This is a search engine created from the ground up that is capable of handling tens of thousands of documents or Web pages, under harsh operational constraints and having a query response time under 300 milliseconds.
Doing Install Dependencies step only if the virtual environment attached is not working. Skip this section if you want.
If you do not have Python 3.6+:
The program should use Python 3.6+ since some functions are not in Python 2+ versions
Windows: https://www.python.org/downloads/windows/
Linux: https://docs.python-guide.org/starting/install3/linux/
MAC: https://docs.python-guide.org/starting/install3/osx/
Check if pip is installed by opening up a terminal/command prompt and typing
the commands python3 -m pip
. This should show the help menu for all the
commands possible with pip. If it does not, then get pip by following the
instructions at https://pip.pypa.io/en/stable/installing/
To install the dependencies for this project run the following two commands after ensuring pip is installed for the version of python you are using.
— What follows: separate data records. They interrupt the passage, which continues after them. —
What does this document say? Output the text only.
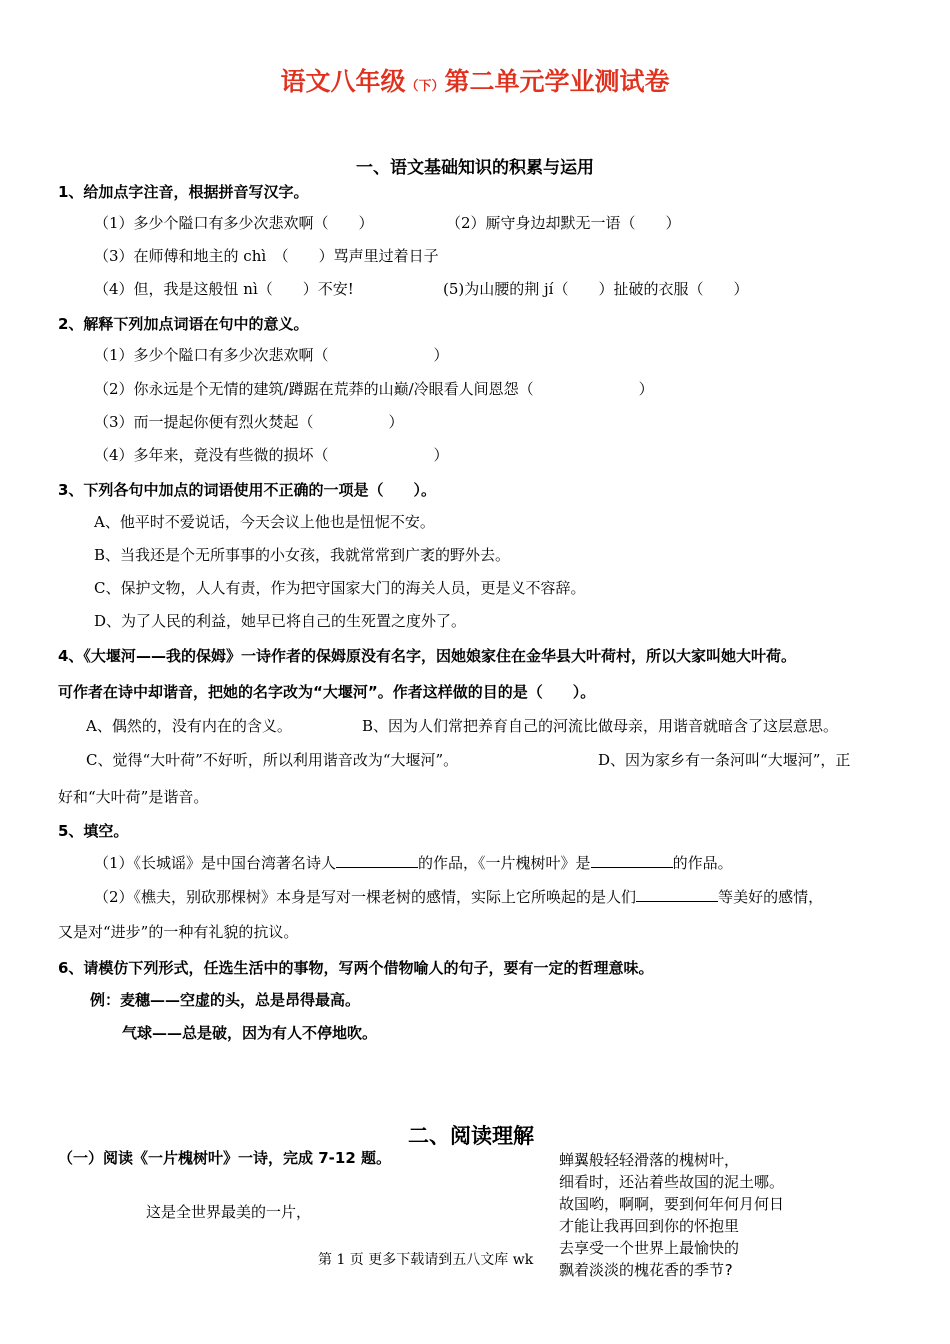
语文八年级（下）第二单元学业测试卷
一、语文基础知识的积累与运用
1、给加点字注音，根据拼音写汉字。
（1）多少个隘口有多少次悲欢啊（　　）	（2）厮守身边却默无一语（　　）
（3）在师傅和地主的 chì　（　　）骂声里过着日子
（4）但，我是这般忸 nì（　　）不安!	(5)为山腰的荆 jí（　　）扯破的衣服（　　）
2、解释下列加点词语在句中的意义。
（1）多少个隘口有多少次悲欢啊（　　　　　　　）
（2）你永远是个无情的建筑/蹲踞在荒莽的山巅/冷眼看人间恩怨（　　　　　　　）
（3）而一提起你便有烈火焚起（　　　　　）
（4）多年来，竟没有些微的损坏（　　　　　　　）
3、下列各句中加点的词语使用不正确的一项是（　　）。
A、他平时不爱说话，今天会议上他也是忸怩不安。
B、当我还是个无所事事的小女孩，我就常常到广袤的野外去。
C、保护文物，人人有责，作为把守国家大门的海关人员，更是义不容辞。
D、为了人民的利益，她早已将自己的生死置之度外了。
4、《大堰河——我的保姆》一诗作者的保姆原没有名字，因她娘家住在金华县大叶荷村，所以大家叫她大叶荷。
可作者在诗中却谐音，把她的名字改为“大堰河”。作者这样做的目的是（　　）。
A、偶然的，没有内在的含义。	B、因为人们常把养育自己的河流比做母亲，用谐音就暗含了这层意思。
C、觉得“大叶荷”不好听，所以利用谐音改为“大堰河”。	D、因为家乡有一条河叫“大堰河”，正
好和“大叶荷”是谐音。
5、填空。
（1）《长城谣》是中国台湾著名诗人	的作品，《一片槐树叶》是	的作品。
（2）《樵夫，别砍那棵树》本身是写对一棵老树的感情，实际上它所唤起的是人们	等美好的感情，
又是对“进步”的一种有礼貌的抗议。
6、请模仿下列形式，任选生活中的事物，写两个借物喻人的句子，要有一定的哲理意味。
例：麦穗——空虚的头，总是昂得最高。
气球——总是破，因为有人不停地吹。
二、阅读理解
（一）阅读《一片槐树叶》一诗，完成 7-12 题。
这是全世界最美的一片，
蝉翼般轻轻滑落的槐树叶，
细看时，还沾着些故国的泥土哪。
故国哟，啊啊，要到何年何月何日
才能让我再回到你的怀抱里
去享受一个世界上最愉快的
飘着淡淡的槐花香的季节?
第 1 页 更多下载请到五八文库 wk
Admin privileges might be required to execute the commands. Also make sure that the terminal is at the root folder of this project.
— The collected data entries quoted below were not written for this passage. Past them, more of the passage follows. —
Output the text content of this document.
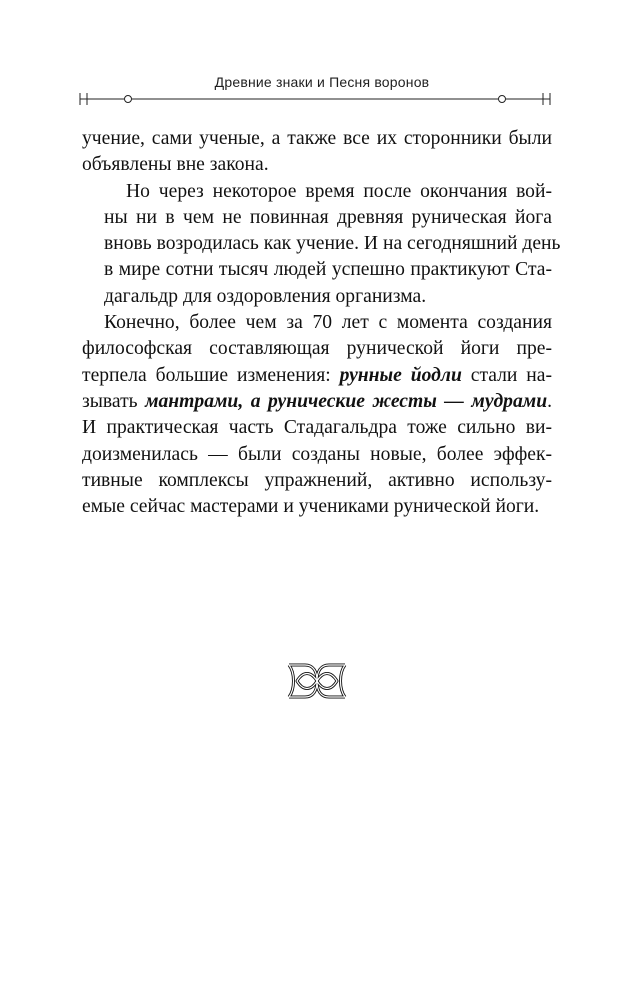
Древние знаки и Песня воронов

учение, сами ученые, а также все их сторонники были
объявлены вне закона.

Но через некоторое время после окончания вой-
ны ни в чем не повинная древняя руническая йога
вновь возродилась как учение. И на сегодняшний день
в мире сотни тысяч людей успешно практикуют Ста-
дагальдр для оздоровления организма.

Конечно, более чем за 70 лет с момента создания
философская составляющая рунической йоги пре-
терпела большие изменения: рунные йодли стали на-
зывать мантрами, а рунические жесты — мудрами.
И практическая часть Стадагальдра тоже сильно ви-
доизменилась — были созданы новые, более эффек-
тивные комплексы упражнений, активно использу-
емые сейчас мастерами и учениками рунической йоги.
(venv) $ mkdir my_virtual_environment
(venv) $ cd my_virtual_environment
(venv) $ python3 -m venv venv
(venv) $ cd ..
(venv) $ source my_virtual_environment/venv/bin/activate
(venv) $ pip install --upgrade pip
(venv) $ pip install flask
(venv) $ pip install flask-wtf
(venv) $ pip install flask-sqlalchemy
(venv) $ pip install nltk
(venv) $ pip install BeautifulSoup4
- Type this line in terminal for running in virtual environment from venv folder.
$ source my_virtual_environment/venv/bin/activate
-
Option 1: Using crawler program to crawler the pages. Store the page results in DEV folder inside the folder containing all files.
-
Option 2: Download and decompress the zip folder. Add DEV folder inside the folder containing all files.
- If the output folder with inverted index already exists, you can skip this and update directly on the web UI. Otherwise, if you want to create output folder with the inverted index list:
(venv) $ python3 web_launch.py
- Use Makefile to running WebUI (it will automatically run all 5 lines below):
(venv) $ make
- Instead of make command line, you can set Flask environment variables and running the WebUI:.
(venv) $ export FLASK_APP=web_launch.py
(venv) $ export FLASK_ENV=development
(venv) $ export FLASK_RUN_HOST=localhost
(venv) $ export FLASK_RUN_PORT=8000
(venv) $ python3 -m flask run
-
Using web browser to access http://localhost:8000/ (if you set different host name, port number, use the link shown on console output)
-
To exit the virtual environment:
(venv) $ deactivate
- configurations for file names, variables, etc.
- read config.ini for the program
- M1 part for creating inverted index
- M2 part for search query
- M3 part for ranking
- class Entry_Posting
Entry_Posting(doc_id,freq,tf_idf, positions)
- some helpers functions for web_launch.py, indexer.py, search.py and ranking.py
- some functions are useful to read the inverted index file (at specific line), doc_ids file, term_line_relation file
- query search form in WebUI
- main program for web launch using Flask
- using HTML and CSS files in static & templates folders to build a webUI
You can find more specific function descriptions in each file. Check the output files after running to confirm the format if you need to read again or use some functions in helper.py file
Since the output files are binary files, this gives you a look at the data structures of each files
- output/doc_ids.bin
# dictionary with key is doc_id, value is doc_name
{ doc_id : doc_name }
- output/index.bin
# Each line is a dictionary with the key is the term, and value is posting.
# Use line offset to read the posting of each term
# posting = { doc_id : entry }
{ term1 : posting1 }
{ term2 : posting2 }
{ term3 : posting3 }
- output/strong_terms.bin
# a dictionary with key as strong terms (title, bold), value is doc_ids
{term : [doc_id]}
- output/anchor_terms.bin
# a dictionary with key as anchor terms, value is a list of doc_ids
{term : [doc_id]}
- output/term_line_relationships.bin
# a dictionary with key is term, value is the line_offset of its posting in index.bin
{ term : line_offset}
- output/partial_index/[0-N]
All the partial index files and folder will be auto deleted after merging
# Each line is a partial_posting which is dictionary
# key is the doc_id, and the value is entry of that doc_id of a term
# partial_posting = { doc_id : entry }
{ partial_posting1 }
{ partial_posting2 }
{ partial_posting3 }